Ich hab zwar jetzt nicht unbedingt sehr viel mehr Ahnung von Mikroökonomie, aber mein Interesse wurde auf alle Fälle geweckt. Ich hab mir auch schon einige Sachen notiert, die ich unbedingt lesen möchte (z.B. über die Theorie der feinen Leute). Einiges bleibt ja doch hängen, weil Hönscheid ziemlich witzige Beispiele zu Rate zieht (z.B. den Osterhasen als Monopolisten), die man sich einfach merken muss.
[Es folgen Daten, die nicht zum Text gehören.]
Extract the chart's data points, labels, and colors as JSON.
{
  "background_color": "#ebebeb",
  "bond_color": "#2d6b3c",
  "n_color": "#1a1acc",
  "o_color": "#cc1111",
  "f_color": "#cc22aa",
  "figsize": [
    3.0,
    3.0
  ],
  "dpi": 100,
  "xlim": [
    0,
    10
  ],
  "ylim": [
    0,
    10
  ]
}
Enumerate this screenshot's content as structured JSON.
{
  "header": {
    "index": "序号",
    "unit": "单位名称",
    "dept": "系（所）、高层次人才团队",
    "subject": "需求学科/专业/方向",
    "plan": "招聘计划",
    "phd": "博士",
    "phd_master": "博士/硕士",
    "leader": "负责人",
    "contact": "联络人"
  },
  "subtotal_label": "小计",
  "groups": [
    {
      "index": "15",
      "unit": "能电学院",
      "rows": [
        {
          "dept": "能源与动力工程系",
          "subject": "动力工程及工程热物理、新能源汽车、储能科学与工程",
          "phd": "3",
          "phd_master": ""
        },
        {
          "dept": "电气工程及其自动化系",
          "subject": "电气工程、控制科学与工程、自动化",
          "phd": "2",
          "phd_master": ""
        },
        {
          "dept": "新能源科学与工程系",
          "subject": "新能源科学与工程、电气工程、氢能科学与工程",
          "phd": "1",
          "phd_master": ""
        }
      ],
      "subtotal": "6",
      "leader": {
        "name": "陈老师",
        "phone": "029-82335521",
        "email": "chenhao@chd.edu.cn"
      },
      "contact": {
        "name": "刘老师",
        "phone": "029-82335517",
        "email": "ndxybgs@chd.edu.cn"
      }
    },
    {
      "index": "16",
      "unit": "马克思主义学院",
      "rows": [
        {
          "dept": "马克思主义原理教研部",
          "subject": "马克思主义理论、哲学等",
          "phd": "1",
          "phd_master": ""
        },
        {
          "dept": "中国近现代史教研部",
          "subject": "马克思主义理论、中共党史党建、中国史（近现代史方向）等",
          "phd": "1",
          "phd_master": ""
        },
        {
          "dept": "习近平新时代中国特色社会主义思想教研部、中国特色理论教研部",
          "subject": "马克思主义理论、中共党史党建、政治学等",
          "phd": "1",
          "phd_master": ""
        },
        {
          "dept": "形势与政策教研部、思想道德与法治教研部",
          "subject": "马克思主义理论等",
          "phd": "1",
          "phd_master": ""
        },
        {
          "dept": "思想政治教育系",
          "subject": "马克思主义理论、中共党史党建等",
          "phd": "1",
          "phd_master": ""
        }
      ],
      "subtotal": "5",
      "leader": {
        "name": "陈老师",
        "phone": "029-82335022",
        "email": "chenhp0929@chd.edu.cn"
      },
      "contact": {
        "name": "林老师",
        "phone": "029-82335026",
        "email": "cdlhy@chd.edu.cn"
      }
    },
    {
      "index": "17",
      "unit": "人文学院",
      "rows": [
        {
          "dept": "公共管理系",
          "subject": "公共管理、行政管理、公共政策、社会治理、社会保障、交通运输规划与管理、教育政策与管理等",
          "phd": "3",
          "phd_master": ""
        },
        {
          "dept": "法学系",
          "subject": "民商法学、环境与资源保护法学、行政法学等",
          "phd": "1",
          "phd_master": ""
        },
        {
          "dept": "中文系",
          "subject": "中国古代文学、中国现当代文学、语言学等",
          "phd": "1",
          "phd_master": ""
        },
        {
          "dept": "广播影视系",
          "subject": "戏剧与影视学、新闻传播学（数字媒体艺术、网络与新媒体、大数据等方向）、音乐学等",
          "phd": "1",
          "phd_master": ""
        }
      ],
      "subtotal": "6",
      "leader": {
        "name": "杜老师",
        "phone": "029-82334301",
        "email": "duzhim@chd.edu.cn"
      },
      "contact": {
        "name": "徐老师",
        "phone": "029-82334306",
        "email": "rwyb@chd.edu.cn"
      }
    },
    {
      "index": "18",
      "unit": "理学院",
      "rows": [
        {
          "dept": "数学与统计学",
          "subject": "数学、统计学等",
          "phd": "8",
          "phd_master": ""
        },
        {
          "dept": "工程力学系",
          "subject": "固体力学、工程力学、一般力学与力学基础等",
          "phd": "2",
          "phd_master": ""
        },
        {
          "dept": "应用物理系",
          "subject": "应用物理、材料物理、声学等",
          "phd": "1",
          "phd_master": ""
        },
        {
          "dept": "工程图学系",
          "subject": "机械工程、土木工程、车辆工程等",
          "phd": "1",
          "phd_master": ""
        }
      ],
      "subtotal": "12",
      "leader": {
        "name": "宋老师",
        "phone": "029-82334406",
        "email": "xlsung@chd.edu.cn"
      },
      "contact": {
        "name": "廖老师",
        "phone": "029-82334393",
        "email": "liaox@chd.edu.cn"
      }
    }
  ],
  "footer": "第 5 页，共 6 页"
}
Angesprochen werden in meinen Augen vor allem Studenten der VWL (das Buch ist sicherlich ein lustiges Geschenk für Mikroökonomiegeplagte) und eben interessierte Laien, die mal ein bisschen in die Materie reinschnuppern wollen.


Aufmachung des Buches
„Schwester Helga“ kommt in einer typischen Arztroman-Aufmachung daher. Es ist broschiert und daher wohl etwas stabiler als herkömmliche Arztromanhefte (die sind dünner und „flatteriger“). Auf dem Cover wird das Genre auf alle Fälle schön parodiert. Mich hat die Aufmachung jedenfalls angesprochen, weil ich etwas Witziges erwartet habe. Im Buch sind einige Schwarz-Weiß-Abbildungen, die z.B. komplizierte Kurven in lustiger Weise aufgreifen (beispielsweise in Form eines Baguettes etc.).


Fazit
Ein nettes Buch, das mir stellenweise zu sehr konstruiert vorkam. Im Großen und Ganzen habe ich aber von der Lektüre profitiert und kann sie vor allem als Gag für Wirtschaftswissenschaftler empfehlen.